Monday, June 04, 2007

Turning a Student Around

Hi Everyone-

I wanted to post this email from one of your fellow instructors, Jessy Devasia. Last semester Jessy had a student who was really primed to have a terrible learning experience in her course. Jessy managed to help that student have instead one of those positive, turning-point experiences that I am sure the student will remember for her entire life.

From Jessy:

I am a Health Sciences faculty and my teaching techniques are very traditional demanding hard work, discipline, order, mutual respect, and truthfulness. But I have learned over a period of time that patience, compassion, forgiveness, keeping my pride and ego aside, and being a little flexible can turn around even very difficult students in a very positive way. I had a gratifying teaching experience with a student whom I taught this spring, which I would like to share with you.

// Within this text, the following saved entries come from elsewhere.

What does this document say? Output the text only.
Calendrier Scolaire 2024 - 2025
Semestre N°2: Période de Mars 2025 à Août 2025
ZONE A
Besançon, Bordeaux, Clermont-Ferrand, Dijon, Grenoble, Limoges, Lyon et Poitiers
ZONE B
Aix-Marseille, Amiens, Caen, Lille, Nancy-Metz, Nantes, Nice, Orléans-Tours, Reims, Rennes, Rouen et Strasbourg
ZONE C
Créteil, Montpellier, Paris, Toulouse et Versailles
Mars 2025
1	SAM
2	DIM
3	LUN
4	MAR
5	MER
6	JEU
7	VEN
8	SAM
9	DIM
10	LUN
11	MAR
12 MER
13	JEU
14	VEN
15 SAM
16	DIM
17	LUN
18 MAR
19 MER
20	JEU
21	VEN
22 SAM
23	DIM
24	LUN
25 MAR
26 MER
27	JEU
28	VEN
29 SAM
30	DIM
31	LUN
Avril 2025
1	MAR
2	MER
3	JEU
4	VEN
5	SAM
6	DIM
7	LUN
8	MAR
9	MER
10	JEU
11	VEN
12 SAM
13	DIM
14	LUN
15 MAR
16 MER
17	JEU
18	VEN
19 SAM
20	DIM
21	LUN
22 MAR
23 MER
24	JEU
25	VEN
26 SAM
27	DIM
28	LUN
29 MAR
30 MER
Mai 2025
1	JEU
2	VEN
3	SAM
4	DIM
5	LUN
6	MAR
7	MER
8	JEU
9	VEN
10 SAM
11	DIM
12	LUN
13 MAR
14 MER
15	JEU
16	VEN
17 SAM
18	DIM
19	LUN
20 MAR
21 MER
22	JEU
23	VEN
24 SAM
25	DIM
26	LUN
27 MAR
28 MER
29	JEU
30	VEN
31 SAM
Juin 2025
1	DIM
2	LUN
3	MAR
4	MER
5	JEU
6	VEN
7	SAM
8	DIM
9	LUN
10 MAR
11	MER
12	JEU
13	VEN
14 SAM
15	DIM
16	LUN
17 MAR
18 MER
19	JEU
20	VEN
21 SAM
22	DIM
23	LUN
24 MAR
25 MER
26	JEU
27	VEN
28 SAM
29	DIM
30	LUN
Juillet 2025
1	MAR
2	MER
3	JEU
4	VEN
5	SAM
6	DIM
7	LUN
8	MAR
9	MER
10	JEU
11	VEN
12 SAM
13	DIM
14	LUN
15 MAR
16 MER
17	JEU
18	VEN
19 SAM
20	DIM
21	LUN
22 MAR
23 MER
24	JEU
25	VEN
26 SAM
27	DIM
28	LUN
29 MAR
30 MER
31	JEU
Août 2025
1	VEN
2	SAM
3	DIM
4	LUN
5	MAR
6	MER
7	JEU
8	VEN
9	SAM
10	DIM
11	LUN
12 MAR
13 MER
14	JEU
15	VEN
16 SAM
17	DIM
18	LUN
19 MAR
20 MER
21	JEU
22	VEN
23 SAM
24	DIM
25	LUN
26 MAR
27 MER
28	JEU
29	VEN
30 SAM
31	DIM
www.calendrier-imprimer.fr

Profile of the student: She is taking this particular course for the third or fourth time with CCConline. She was not able to go beyond the third week of the semester each time she has taken the class due to various reasons, which appeared silly and funny to me! This student is in her fifties, working 3 jobs (60-65 hours), neck deep in debt, with weight and health problems, ailing spouse, and a very intelligent perfectionist who tries to relive her excellent teen years and early twenties as a top student. She has been admitted to the BSN program at a reputed University in Texas for fall, 2007. She wanted a commitment from me that I would not let her go this time. I promised her that I would work with her as long as she tries her best and keeps in touch with me.

Though whatever I did was not a big thing for me that turned out to be a life changing experience for this student. . I know that all of us do to these things for our students every semester we teach. When our kind Head of the Department, Alison Jacobs asked me to write about how our little acts of timely kindness and help may turn into a forward moving experience for our students, I looked back and found a few things, which may have helped this student to complete this course and chase her dream of joining a prestigious nursing program in a reputed university.

1. Listen to our students carefully especially during the first 1 or 2 weeks of the semester and look for direct/indirect hints which some of our students give expecting our leadership, help, understanding, reassurance, and guidance as they undertake this journey with us. Make a note of the back grounds of these students (age, type of employment, number of jobs, number of working hours, sexuality, marriage status, single parent, health problems, getting back to school after many years, care givers of sick spouse and parents, financial problems, got admitted to programs which start soon, taking 3-4 online classes, need a B or C…) and keep a special eye on these students all through out the semester.

2. Always reply to the student emails as early as possible. Never reply to an email when you are tired, angry, and disturbed about something. When we are in a hurry to write a well thought out reply let the students know that we have their message and get back to them soon.

3. When a student openly says that the instructor is bad, hate the way we run the class, and find fault with everything we do, it is really hard not to take it to heart. But my experience with these kinds of students tells me that it is a cry for help and they are not able to move forward. These students are like our children who say that they hate the parents and home when they need us to reach out to them. This is when we can keep our pride aside and ask the student what we can do to help her succeed.


4. Please always try to contact an enthusiastic student who suddenly disappears from the class. You may reach them when they are very miserable and able to offer a helping hand. I believe that there is nothing wrong in being flexible with our test and assignment schedules (with penalties for late submission applied) to help our non-traditional students who come to the class with bagful of problems on their back.

5. A second attempt on reaching a missing student from the class also will not hurt.

6. Help the students to be practical, to make compromises, fix up priorities, set achievable goals, and plan the work-time schedules. It is also right to be tough at this point and use an iron hand. Suggest the students using their time wisely. Remind our adult learners that we cannot be always perfectionists and we are not the teenagers who made straight As and went several extra miles doing schoolwork 35-40 years ago. No body learns everything about a subject in 15 weeks and gave them suggestions on how to do well in tests. We can always read and learn many things later on.

7. After all these advise do not help in turning in class work, we can resort to the technique of giving ultimatums. Give the final chance and express your final decision without any ambiguity. We have done everything possible within our limits.

I would like to add an email, which I received from this student at the end of the semester:
"My deepest gratitude for your kindness and above all your fair treatment to me as student. With mixed emotion, I now move forward from the warmth and intellectual nurturing of Arapahoe CC to the fast-tracked arena of the University of Texas @ Austin.
I have learned more than just academic content from you -- I depart with the memory of compassion and understanding without judgments, which now are my responsibility to share with those lives, which will now cross mine."

I think that these are some of the most gratifying moments in my teaching career.